The first huge one hit me in college. I made the mistake of discontinuing anxiety medication right before moving out – in retrospect, not a great choice to make right before a huge life change. I wanted to handle things on my own, reinvent who I was and the things I needed. But my brain had different plans.

The thing about anxiety is it can come out of nowhere. It doesn’t discriminate or choose moments that always make sense. It’s this nagging friend who you know could visit any second. They don’t bother ringing the door bell, no, they storm in. They jump up and put both hands over your eyes. Maybe that’s why I hate surprises.

I would be walking to class from my dorm room, earbuds in listening to my favorite songs, and my anxiety would find me. My stomach would feel punched and this all consuming nausea would come out of nowhere. My abdominal muscles would start pulsating, as if I was liable to throw up any moment. I was light-headed and everything would spin, looking around for an emergency exit. That’s what panic attacks do – have you looking for an escape route when everyone around you seems fine. They’re just walking, chatting, not freaking the fuck out. But you are. Your entire body begins waging a war with itself.

I realized these episodes were panic attacks because I’d turn on my heels and rush back to my dorm room, thinking I was dying or had the flu. I’ve never been high (unless you count the one time I tried to smoke weed and all I did was stare at my hands for a few hours) but I imagine it’s like the rush of relief intravenous drug users feel. It was this sudden washing away of everything else, the physical pain in my body and sweating extremities. I would flop down in bed, put on an episode of Friends, and I was fine.
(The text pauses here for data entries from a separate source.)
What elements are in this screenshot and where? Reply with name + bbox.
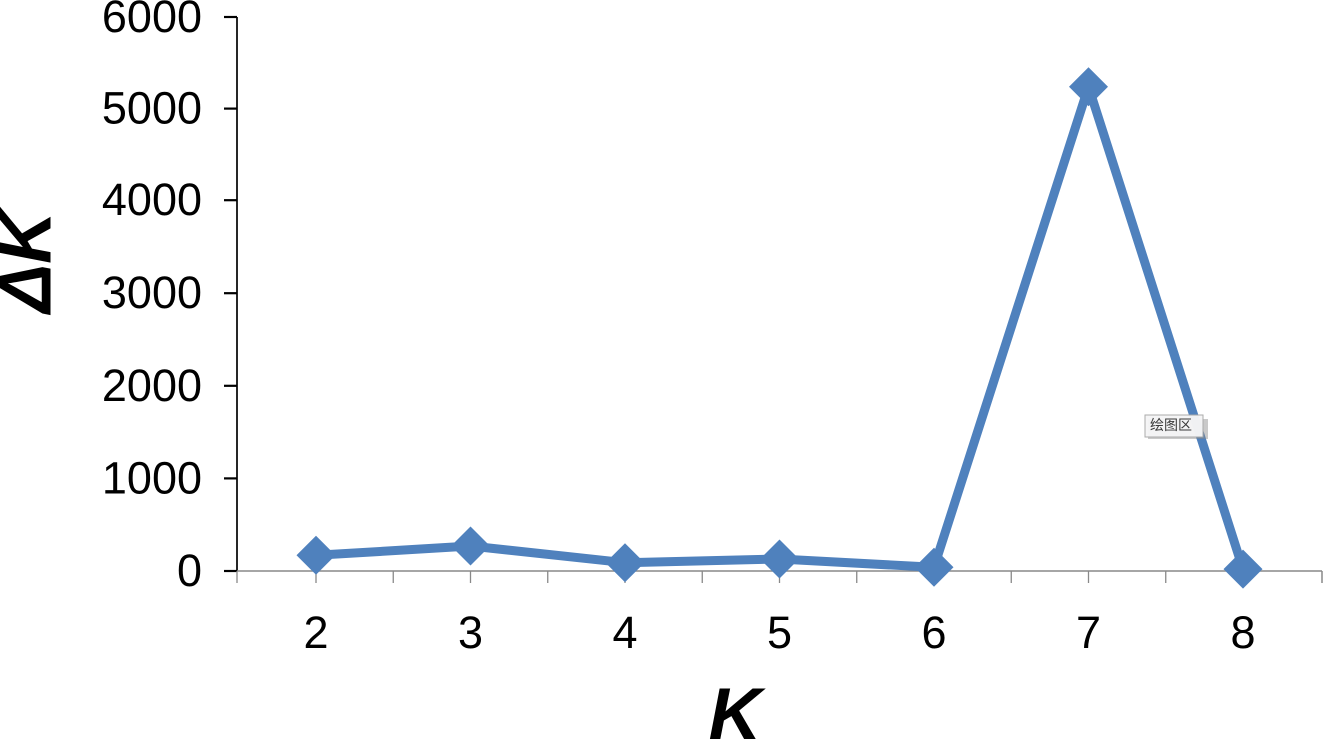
svg-text:5: 5 xyxy=(767,607,792,658)
svg-text:4: 4 xyxy=(612,607,637,658)
svg-text:4000: 4000 xyxy=(102,174,202,225)
svg-text:8: 8 xyxy=(1230,607,1255,658)
svg-text:7: 7 xyxy=(1076,607,1101,658)
svg-text:1000: 1000 xyxy=(102,452,202,503)
svg-text:3000: 3000 xyxy=(102,267,202,318)
svg-text:5000: 5000 xyxy=(102,83,202,134)
svg-text:ΔK: ΔK xyxy=(0,206,67,316)
svg-text:3: 3 xyxy=(458,607,483,658)
svg-text:0: 0 xyxy=(177,545,202,596)
svg-text:6: 6 xyxy=(921,607,946,658)
svg-text:绘图区: 绘图区 xyxy=(1150,417,1192,433)
svg-text:2000: 2000 xyxy=(102,360,202,411)
svg-text:2: 2 xyxy=(303,607,328,658)
svg-text:K: K xyxy=(709,674,767,741)
svg-text:6000: 6000 xyxy=(102,0,202,42)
Panic attacks are uncontrollable moments of sickness. People often rush to the ER because the feelings can mimic a heart attack. It can feel like you’re dying. I don’t mean that as hyperbole.

I mean panic attacks can really feel like you’re dying.

I don’t have answers. I don’t have a magic pill that I’ve been working away on in some Dexter’s Laboratory to suddenly unveil, “I’VE GOT IT!” I try to remember they are not permanent. They have an end. Panic will subside. Breathing. Visualization. Therapy. There are things I could suggest. Things I have found beneficial.

But the biggest thing about panic attacks is trying to explain them. This is just my experience and I understand that. I won’t generalize and say this is how everyone with chronic anxiety lives, but I will say understanding the severity is a good start. If you have a loved one, friend, family member who experiences panic attacks, do not underestimate what they feel. Do not assume this is melodrama or theatrical performance. This is something real. This is something they do not want pity for. This is something they might even be embarrassed to admit they have. Because nobody wants this damaging label of “weakness” slapped across their personhood.

And that’s the thing about panic attacks: they are NOT a sign of weakness. They are communicating something. They are a reminder, a sign, a lesson in strength. Your body is not weak. Your body just lives at a higher decibel. Your body is alert and aware and sometimes, it is too much. But you are not weak.

Panic attacks are a reminder that even when it feels like you’re dying, you have the strength to keep living. Because though they often feel like a forever condition, they do not last. All great pain eventually subsides.